By its very nature, this regular expression will match quickly when it *does match, but consume enormous amounts of time when it doesn't match. Sorry, but "tough luck" is the only answer here. O'Reilly publishes a very good book, "Mastering Regular Expressions", by Jeffrey Friedl, that explains why in detail. Don't have time to write a book here \<wink>, but, as a general hint, whenever you have nested repetition ("+" inside a "+" group, etc), unless you know exactly what you're doing you're going to cause *any "NFA" regexp engine to take exponential time in the cases the regexp doesn't match.

Bring it up on comp.lang.python! I'm sure someone will take the time to show you how to write the regexp in a way that works better. Or buy the book. Or don't use regexps for this problem to begin with.

tim-one commented 23 years ago

BTW, try this:

r = re.compile (r"\n\n(^[ \t][^\n]+\n)+\n\n$",
                re.MULTILINE)

If you want to know why I did that, buy the book!

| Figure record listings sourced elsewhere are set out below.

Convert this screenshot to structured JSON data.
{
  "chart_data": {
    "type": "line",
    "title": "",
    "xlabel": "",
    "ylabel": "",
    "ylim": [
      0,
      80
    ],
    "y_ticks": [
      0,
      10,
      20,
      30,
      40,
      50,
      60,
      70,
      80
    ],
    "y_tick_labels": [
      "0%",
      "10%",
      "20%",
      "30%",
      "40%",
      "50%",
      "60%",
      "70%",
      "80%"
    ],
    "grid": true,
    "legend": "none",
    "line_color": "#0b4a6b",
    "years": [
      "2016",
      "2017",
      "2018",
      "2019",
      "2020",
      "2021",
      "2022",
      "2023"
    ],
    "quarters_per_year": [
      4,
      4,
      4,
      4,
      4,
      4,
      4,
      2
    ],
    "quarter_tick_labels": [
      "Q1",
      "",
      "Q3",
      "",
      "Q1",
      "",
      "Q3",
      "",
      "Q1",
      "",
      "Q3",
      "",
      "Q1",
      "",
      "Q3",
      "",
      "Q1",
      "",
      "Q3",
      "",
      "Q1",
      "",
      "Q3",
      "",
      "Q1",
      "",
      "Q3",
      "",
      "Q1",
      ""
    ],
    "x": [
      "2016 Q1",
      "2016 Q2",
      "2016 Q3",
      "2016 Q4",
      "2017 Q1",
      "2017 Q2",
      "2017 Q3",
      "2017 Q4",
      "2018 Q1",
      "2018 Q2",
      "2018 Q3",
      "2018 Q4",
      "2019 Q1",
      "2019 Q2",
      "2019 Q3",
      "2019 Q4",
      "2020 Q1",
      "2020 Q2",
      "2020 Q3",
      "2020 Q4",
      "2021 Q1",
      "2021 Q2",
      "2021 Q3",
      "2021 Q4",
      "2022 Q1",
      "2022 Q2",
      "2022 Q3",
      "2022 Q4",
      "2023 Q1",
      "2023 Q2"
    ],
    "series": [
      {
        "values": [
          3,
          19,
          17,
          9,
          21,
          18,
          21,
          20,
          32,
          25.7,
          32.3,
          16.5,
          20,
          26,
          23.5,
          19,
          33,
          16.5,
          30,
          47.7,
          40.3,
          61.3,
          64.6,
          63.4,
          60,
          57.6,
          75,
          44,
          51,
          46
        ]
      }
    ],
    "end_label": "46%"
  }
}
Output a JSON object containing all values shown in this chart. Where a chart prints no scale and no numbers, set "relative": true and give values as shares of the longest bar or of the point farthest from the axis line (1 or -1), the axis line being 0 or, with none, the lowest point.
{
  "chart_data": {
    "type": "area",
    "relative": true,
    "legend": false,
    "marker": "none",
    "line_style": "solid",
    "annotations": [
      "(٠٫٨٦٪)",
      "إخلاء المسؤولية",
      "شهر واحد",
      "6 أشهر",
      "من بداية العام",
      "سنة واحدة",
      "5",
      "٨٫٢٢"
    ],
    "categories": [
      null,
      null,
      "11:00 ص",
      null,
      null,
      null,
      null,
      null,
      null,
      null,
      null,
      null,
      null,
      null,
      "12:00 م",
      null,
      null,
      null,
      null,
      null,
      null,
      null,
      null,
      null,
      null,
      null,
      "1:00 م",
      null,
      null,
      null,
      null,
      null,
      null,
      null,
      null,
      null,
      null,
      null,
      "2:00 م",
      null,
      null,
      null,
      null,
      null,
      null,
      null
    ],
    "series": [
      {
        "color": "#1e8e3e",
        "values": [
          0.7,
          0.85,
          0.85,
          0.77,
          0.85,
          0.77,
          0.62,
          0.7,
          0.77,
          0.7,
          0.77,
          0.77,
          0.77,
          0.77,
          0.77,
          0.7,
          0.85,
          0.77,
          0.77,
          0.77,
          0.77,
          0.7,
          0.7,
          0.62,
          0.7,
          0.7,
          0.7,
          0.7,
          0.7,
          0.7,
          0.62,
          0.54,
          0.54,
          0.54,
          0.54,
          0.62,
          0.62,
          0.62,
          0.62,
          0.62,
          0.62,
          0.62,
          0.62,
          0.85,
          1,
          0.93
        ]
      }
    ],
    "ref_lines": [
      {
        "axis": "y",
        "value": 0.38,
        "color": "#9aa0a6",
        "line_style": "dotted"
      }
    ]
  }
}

cb96e7a7-b820-4fd0-be0b-8e3c8b0553ee commented 23 years ago

Ah yes, I understand what's going on, here. For those that are just tuning in, the part of the re that is taking so much time is this:

\s+.+

The problem is that \s+ can reduce one or more spaces, and the .+ reduces the rest. Of course, the RE engine doesnt know how many spaces the \s should consume, and tries every combination exhaustively. This doesnt take much time in itself, but when coupled with the (...)+ group, its instantly of the order n^2

I can solve this problem by changing the \s+ to simply \s, since I dont really care if I match one or more \s, as long as there's at least one. tim_one suggested using [ \t] instead, since it makes sure I dont gobble a \n either.

As an ancillary, I think there's been recent optimisations in the pcre code (external to python), as I cannot reproduce the problem on my box at home, which also uses python 1.5.2. I can only guess that it was compiled with a later version of PCRE.